WHAT IS SHAME?

Shame
Photo by Renaud Confavreux on Unsplash

Do you have persistent self-sabotaging thoughts and beliefs about yourself which are not true? Do you struggle with low self-worth and self-hate?

Shame is the voice that says ‘why do I always do this’, ‘I can’t, ‘I never can’, ‘why can’t I ever’, ‘I’m such a loser’, ‘I’m stupid’, ‘I always get things wrong’, ‘I’m not worthy of love’ etc. Shame is when the body, bows it’s head, curls it’s shoulders in, makes itself small and looks away.

It is actually the child part of you that holds the shame and that part believes it is shame. Therefore, it will do whatever it can to keep shame alive (through the inner critic and self-sabotaging thoughts) because it believes if shame goes then that part dies – naturally it is trying to stay alive!

Letting go of Shame literally feels like life and death.

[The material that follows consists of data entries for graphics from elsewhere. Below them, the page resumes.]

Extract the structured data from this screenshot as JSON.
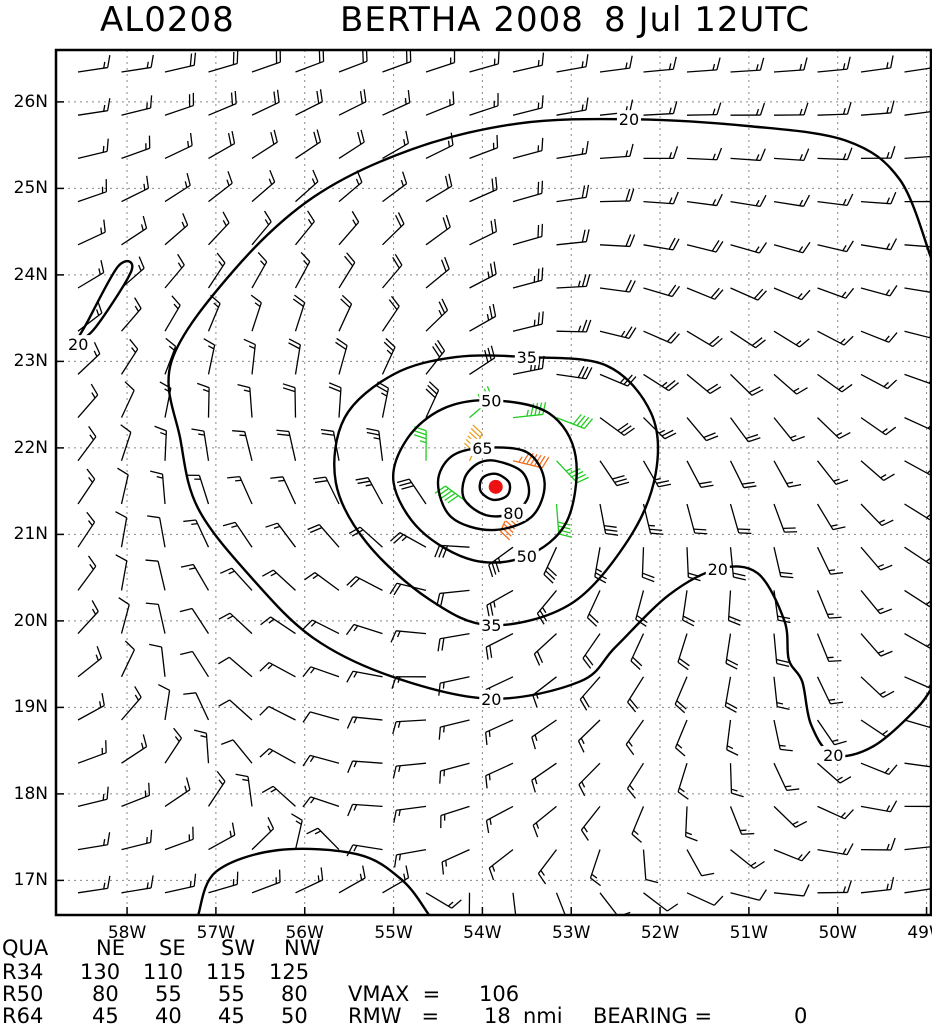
{
  "header": {
    "storm_id": "AL0208",
    "storm_name": "BERTHA 2008",
    "valid_time": "8 Jul 12UTC"
  },
  "map": {
    "lon_range": [
      -58.8,
      -48.95
    ],
    "lat_range": [
      16.6,
      26.6
    ],
    "lat_labels": [
      {
        "value": 26,
        "text": "26N"
      },
      {
        "value": 25,
        "text": "25N"
      },
      {
        "value": 24,
        "text": "24N"
      },
      {
        "value": 23,
        "text": "23N"
      },
      {
        "value": 22,
        "text": "22N"
      },
      {
        "value": 21,
        "text": "21N"
      },
      {
        "value": 20,
        "text": "20N"
      },
      {
        "value": 19,
        "text": "19N"
      },
      {
        "value": 18,
        "text": "18N"
      },
      {
        "value": 17,
        "text": "17N"
      }
    ],
    "lon_labels": [
      {
        "value": -58,
        "text": "58W"
      },
      {
        "value": -57,
        "text": "57W"
      },
      {
        "value": -56,
        "text": "56W"
      },
      {
        "value": -55,
        "text": "55W"
      },
      {
        "value": -54,
        "text": "54W"
      },
      {
        "value": -53,
        "text": "53W"
      },
      {
        "value": -52,
        "text": "52W"
      },
      {
        "value": -51,
        "text": "51W"
      },
      {
        "value": -50,
        "text": "50W"
      },
      {
        "value": -49,
        "text": "49W"
      }
    ],
    "storm_center": {
      "lon": -53.85,
      "lat": 21.55
    },
    "contour_labels": [
      {
        "text": "20",
        "lon": -52.35,
        "lat": 25.8
      },
      {
        "text": "20",
        "lon": -58.55,
        "lat": 23.2
      },
      {
        "text": "20",
        "lon": -51.35,
        "lat": 20.6
      },
      {
        "text": "20",
        "lon": -53.9,
        "lat": 19.1
      },
      {
        "text": "20",
        "lon": -50.05,
        "lat": 18.45
      },
      {
        "text": "35",
        "lon": -53.5,
        "lat": 23.05
      },
      {
        "text": "35",
        "lon": -53.9,
        "lat": 19.95
      },
      {
        "text": "50",
        "lon": -53.9,
        "lat": 22.55
      },
      {
        "text": "50",
        "lon": -53.5,
        "lat": 20.75
      },
      {
        "text": "65",
        "lon": -54.0,
        "lat": 22.0
      },
      {
        "text": "80",
        "lon": -53.65,
        "lat": 21.25
      }
    ],
    "colors": {
      "below_34kt": "#000000",
      "34_to_49kt": "#22cc22",
      "50_to_63kt": "#e8a020",
      "64_to_79kt": "#f07020",
      "above_80kt": "#ee1111",
      "center": "#ee1111",
      "grid": "#888888"
    }
  },
  "table": {
    "header": [
      "QUA",
      "NE",
      "SE",
      "SW",
      "NW"
    ],
    "rows": [
      {
        "label": "R34",
        "values": [
          "130",
          "110",
          "115",
          "125"
        ]
      },
      {
        "label": "R50",
        "values": [
          "80",
          "55",
          "55",
          "80"
        ]
      },
      {
        "label": "R64",
        "values": [
          "45",
          "40",
          "45",
          "50"
        ]
      }
    ],
    "vmax": {
      "label": "VMAX  =",
      "value": "106"
    },
    "rmw": {
      "label": "RMW   =",
      "value": "18",
      "unit": "nmi",
      "bearing_label": "BEARING =",
      "bearing_value": "0"
    }
  }
}
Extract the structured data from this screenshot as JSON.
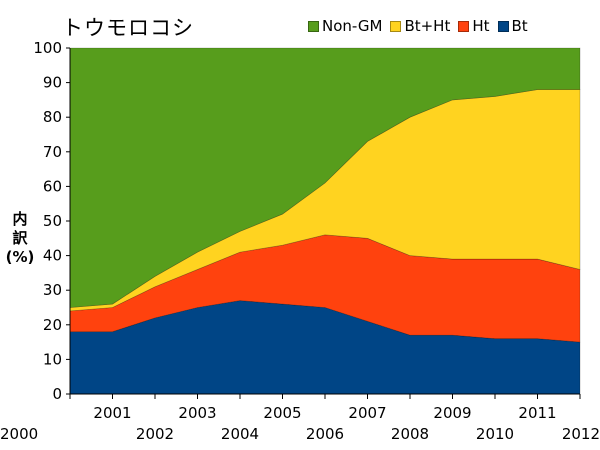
{
  "chart_data": {
    "type": "area",
    "stacked": true,
    "title": "トウモロコシ",
    "ylabel": "内訳(%)",
    "xlabel": "",
    "x": [
      2000,
      2001,
      2002,
      2003,
      2004,
      2005,
      2006,
      2007,
      2008,
      2009,
      2010,
      2011,
      2012
    ],
    "x_tick_labels_top": [
      "2001",
      "2003",
      "2005",
      "2007",
      "2009",
      "2011"
    ],
    "x_tick_labels_bottom": [
      "2000",
      "2002",
      "2004",
      "2006",
      "2008",
      "2010",
      "2012"
    ],
    "ylim": [
      0,
      100
    ],
    "yticks": [
      0,
      10,
      20,
      30,
      40,
      50,
      60,
      70,
      80,
      90,
      100
    ],
    "grid": false,
    "legend_position": "top-right",
    "series": [
      {
        "name": "Bt",
        "color": "#004586",
        "values": [
          18,
          18,
          22,
          25,
          27,
          26,
          25,
          21,
          17,
          17,
          16,
          16,
          15
        ]
      },
      {
        "name": "Ht",
        "color": "#ff420e",
        "values": [
          6,
          7,
          9,
          11,
          14,
          17,
          21,
          24,
          23,
          22,
          23,
          23,
          21
        ]
      },
      {
        "name": "Bt+Ht",
        "color": "#ffd320",
        "values": [
          1,
          1,
          3,
          5,
          6,
          9,
          15,
          28,
          40,
          46,
          47,
          49,
          52
        ]
      },
      {
        "name": "Non-GM",
        "color": "#579d1c",
        "values": [
          75,
          74,
          66,
          59,
          53,
          48,
          39,
          27,
          20,
          15,
          14,
          12,
          12
        ]
      }
    ],
    "legend_order": [
      "Non-GM",
      "Bt+Ht",
      "Ht",
      "Bt"
    ]
  }
}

The truth is shame did help you survive back then, Shame is blame turned inwards on the self because the blame could not be put where it belonged (towards abusive/neglectful parents/caregivers etc) due to the fear of being hurt, abandoned, or neglected. Not many children could challenge their parents hurtful, wrong, shameful, and unfair neglect and behaviour or make sense of the confusion this causes. It was safer, at the time, to take on the blame ourselves, to believe we were wrong and to believe what they were saying to us, than to fight back and blame our parents. The reality was if we hadn’t gone into the freeze (learned helplessness and powerlessness) of the shame response and had gone into the fight / flight response, we would have got hurt more. We, therefore, unconsciously and automatically implemented our inner psychic defences, idealised our parents (and denied the reality that their behaviour was wrong, and that they did in fact cause us pain), and believed we were wrong, bad and always at fault, that it was us causing our parents to behave the way they did towards us when this was far from the truth.

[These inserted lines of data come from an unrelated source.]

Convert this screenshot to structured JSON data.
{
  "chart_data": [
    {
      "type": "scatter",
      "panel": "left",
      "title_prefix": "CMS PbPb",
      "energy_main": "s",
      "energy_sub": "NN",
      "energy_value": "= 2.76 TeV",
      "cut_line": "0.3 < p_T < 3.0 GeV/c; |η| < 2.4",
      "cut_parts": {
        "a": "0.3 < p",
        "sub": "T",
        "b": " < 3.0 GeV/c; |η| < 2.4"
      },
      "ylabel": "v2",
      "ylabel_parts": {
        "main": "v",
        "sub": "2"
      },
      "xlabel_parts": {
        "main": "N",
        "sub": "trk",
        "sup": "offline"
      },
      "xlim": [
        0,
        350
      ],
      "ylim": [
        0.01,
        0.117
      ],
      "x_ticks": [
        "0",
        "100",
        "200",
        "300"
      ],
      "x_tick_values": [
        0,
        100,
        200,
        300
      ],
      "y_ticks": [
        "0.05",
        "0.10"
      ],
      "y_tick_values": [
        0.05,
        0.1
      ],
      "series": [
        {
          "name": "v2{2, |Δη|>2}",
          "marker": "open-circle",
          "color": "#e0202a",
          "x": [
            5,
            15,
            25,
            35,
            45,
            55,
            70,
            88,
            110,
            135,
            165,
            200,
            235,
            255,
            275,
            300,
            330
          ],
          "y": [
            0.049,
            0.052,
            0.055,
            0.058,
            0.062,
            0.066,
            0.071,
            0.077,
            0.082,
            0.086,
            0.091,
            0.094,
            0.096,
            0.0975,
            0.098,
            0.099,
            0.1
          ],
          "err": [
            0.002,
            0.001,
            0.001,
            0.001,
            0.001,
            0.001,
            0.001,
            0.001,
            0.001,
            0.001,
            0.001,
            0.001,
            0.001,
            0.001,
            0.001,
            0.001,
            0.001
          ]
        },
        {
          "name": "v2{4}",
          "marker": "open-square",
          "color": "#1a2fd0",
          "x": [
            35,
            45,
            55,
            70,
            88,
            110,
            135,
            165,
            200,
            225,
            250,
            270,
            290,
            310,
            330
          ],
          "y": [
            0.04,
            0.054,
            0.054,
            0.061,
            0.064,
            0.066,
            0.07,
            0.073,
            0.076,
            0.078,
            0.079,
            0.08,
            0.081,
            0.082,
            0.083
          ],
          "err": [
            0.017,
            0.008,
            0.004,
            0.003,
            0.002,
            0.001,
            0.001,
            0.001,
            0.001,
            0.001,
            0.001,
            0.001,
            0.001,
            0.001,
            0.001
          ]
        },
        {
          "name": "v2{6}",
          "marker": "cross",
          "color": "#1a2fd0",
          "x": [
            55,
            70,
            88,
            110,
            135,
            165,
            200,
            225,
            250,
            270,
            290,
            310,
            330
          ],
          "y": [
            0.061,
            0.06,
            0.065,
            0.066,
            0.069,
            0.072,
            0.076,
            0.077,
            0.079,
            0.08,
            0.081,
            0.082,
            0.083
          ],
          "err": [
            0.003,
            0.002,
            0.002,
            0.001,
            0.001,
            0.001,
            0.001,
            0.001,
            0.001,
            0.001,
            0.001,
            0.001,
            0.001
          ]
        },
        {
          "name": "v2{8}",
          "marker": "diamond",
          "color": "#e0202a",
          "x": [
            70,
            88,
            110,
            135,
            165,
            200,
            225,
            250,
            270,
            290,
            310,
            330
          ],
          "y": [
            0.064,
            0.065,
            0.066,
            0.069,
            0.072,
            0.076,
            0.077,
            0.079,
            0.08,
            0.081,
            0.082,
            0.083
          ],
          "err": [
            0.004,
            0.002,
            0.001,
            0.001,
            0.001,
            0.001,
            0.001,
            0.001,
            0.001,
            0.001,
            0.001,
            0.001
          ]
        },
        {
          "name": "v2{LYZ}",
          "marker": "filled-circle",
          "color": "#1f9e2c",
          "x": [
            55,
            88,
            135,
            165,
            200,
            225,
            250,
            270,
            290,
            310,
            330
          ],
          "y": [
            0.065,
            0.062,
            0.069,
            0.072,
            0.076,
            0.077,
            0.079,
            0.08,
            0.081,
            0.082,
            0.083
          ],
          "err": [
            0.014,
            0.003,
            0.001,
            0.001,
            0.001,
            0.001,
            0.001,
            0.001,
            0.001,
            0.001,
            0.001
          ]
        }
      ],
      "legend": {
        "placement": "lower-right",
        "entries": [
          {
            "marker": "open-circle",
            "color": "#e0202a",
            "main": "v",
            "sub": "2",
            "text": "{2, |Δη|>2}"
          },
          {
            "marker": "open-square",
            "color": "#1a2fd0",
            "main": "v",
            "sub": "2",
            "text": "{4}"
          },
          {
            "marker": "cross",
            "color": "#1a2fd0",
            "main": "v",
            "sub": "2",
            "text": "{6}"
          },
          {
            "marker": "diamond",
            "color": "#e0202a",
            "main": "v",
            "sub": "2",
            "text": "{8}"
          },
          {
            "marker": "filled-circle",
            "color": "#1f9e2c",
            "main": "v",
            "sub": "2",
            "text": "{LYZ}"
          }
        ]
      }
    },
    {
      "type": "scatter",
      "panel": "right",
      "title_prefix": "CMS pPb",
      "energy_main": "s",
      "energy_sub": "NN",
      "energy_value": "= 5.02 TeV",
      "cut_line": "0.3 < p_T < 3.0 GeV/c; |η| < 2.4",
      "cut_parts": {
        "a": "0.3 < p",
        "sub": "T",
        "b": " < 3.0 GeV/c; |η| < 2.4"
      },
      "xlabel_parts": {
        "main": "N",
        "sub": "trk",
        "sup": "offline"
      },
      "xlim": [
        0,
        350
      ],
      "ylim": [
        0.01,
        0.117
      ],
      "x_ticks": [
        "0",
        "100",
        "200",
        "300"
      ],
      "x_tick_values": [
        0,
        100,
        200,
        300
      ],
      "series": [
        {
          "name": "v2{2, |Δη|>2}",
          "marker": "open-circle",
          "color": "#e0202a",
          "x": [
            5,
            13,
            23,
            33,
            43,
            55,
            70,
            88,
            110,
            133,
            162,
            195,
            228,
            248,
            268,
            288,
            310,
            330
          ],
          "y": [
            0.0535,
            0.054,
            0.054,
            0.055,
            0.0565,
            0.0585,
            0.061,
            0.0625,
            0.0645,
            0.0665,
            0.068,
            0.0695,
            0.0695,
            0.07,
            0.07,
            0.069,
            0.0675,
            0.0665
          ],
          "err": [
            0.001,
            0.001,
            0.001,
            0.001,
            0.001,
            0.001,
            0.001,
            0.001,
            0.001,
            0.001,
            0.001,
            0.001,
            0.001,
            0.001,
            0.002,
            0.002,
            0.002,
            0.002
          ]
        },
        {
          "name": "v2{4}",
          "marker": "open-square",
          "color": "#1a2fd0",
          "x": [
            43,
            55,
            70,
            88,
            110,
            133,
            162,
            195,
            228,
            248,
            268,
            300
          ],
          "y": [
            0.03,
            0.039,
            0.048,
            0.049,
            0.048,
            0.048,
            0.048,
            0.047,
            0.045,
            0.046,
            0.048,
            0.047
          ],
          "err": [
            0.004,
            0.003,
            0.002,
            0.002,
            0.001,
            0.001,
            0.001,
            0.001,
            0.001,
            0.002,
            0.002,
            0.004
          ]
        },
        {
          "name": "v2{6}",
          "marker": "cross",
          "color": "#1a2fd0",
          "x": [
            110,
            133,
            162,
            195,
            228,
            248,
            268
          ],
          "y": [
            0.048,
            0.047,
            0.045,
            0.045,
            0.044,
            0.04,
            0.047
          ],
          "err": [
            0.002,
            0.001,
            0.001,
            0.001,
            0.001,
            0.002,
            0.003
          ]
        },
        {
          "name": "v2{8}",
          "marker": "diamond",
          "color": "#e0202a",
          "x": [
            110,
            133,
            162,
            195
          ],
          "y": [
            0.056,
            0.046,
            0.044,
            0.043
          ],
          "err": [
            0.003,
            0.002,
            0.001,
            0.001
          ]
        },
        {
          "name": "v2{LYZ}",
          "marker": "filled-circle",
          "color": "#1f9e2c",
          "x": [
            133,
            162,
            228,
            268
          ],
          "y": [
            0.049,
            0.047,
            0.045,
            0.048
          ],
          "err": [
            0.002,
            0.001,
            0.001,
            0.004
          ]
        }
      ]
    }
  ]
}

As adults keeping this shame alive is self-sabotaging and deeply crippling, it keeps us frozen, stuck in life, fearing moving forward and taking our rightful place in the world. It keeps us in the ‘safe zone’ because by not taking action/risks and keeping ourselves small we are not subjecting ourselves to the punishment, hurt, ridicule or abandonment that will happen if we get ‘it’ wrong. Shame kept us from being seen and heard, because being seen and heard as children brought attention to ourselves which made us a target and in a threatening environment where we were open to ‘attack’ we needed to be invisible. By being small, curling up and staying quiet we avoided being detected. However, there is a part of us that wants to be seen and heard and feels angry towards others for not seeing us or ignoring us. We can now see the conflict between the part that feels threatened by being noticed, seen and heard and the part that wants to feel seen and heard, to feel that they do matter and are important.

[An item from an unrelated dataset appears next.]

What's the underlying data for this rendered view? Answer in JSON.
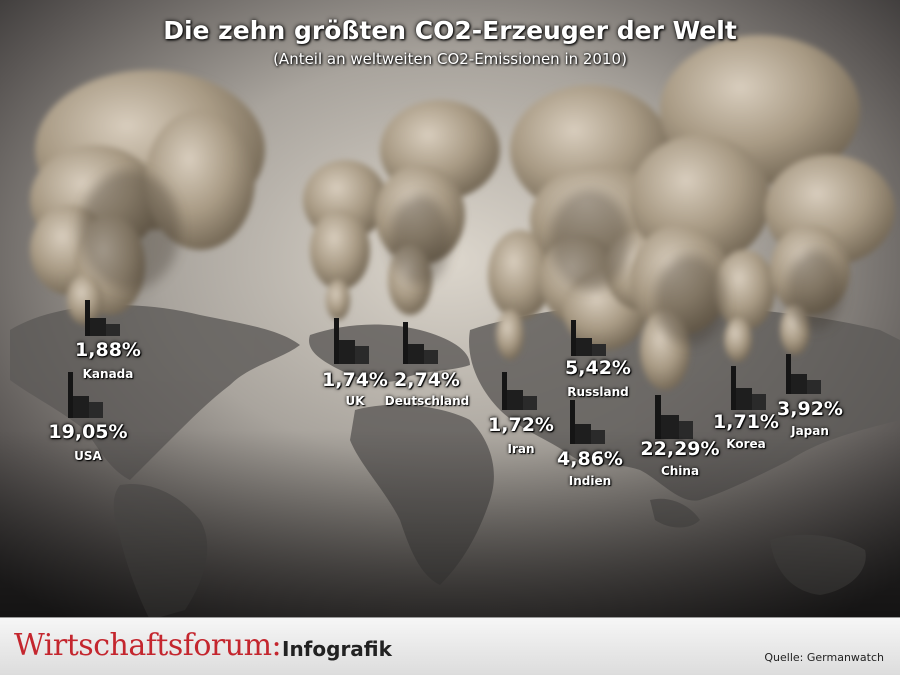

So, to help shift from our shame response into feeling empowered, we need to reframe it as a positive. The first thing to mention is that there is a positive side to shame, ‘healthy shame’ stops us from harming people, animals, objects and helps us behave in a more socially accepted way. So we need to feel shame at times to help us survive in our families, communities and the world in general. Toxic shame is destructive, however, if we are not negative about it and understand why that part developed, it doesn’t have as much power. Shame is the patterns of other people’s opinions (parents, grandparents, teachers etc) and you have the choice to accept it as true or not. You don’t have to participate in these negative thoughts and beliefs, you can become present for them, allow them to come up and leave you. You can then choose to mentally reframe shaming thoughts that are not true to more truthful statements about yourself (positive affirmations) and break the habitual shame body posture by creating the power pose (lifting our head, making eye contact, shoulders back, making ourselves big, taking up space and walking tall). Being committed to and practicing these changes will help break the self-sabotaging shame pattern. We will then start to see ourselves no longer as children (victims) stuck in helplessness and powerlessness but as adults (survivors) who feel stronger, more resilient and empowered to move forward and create the life we want.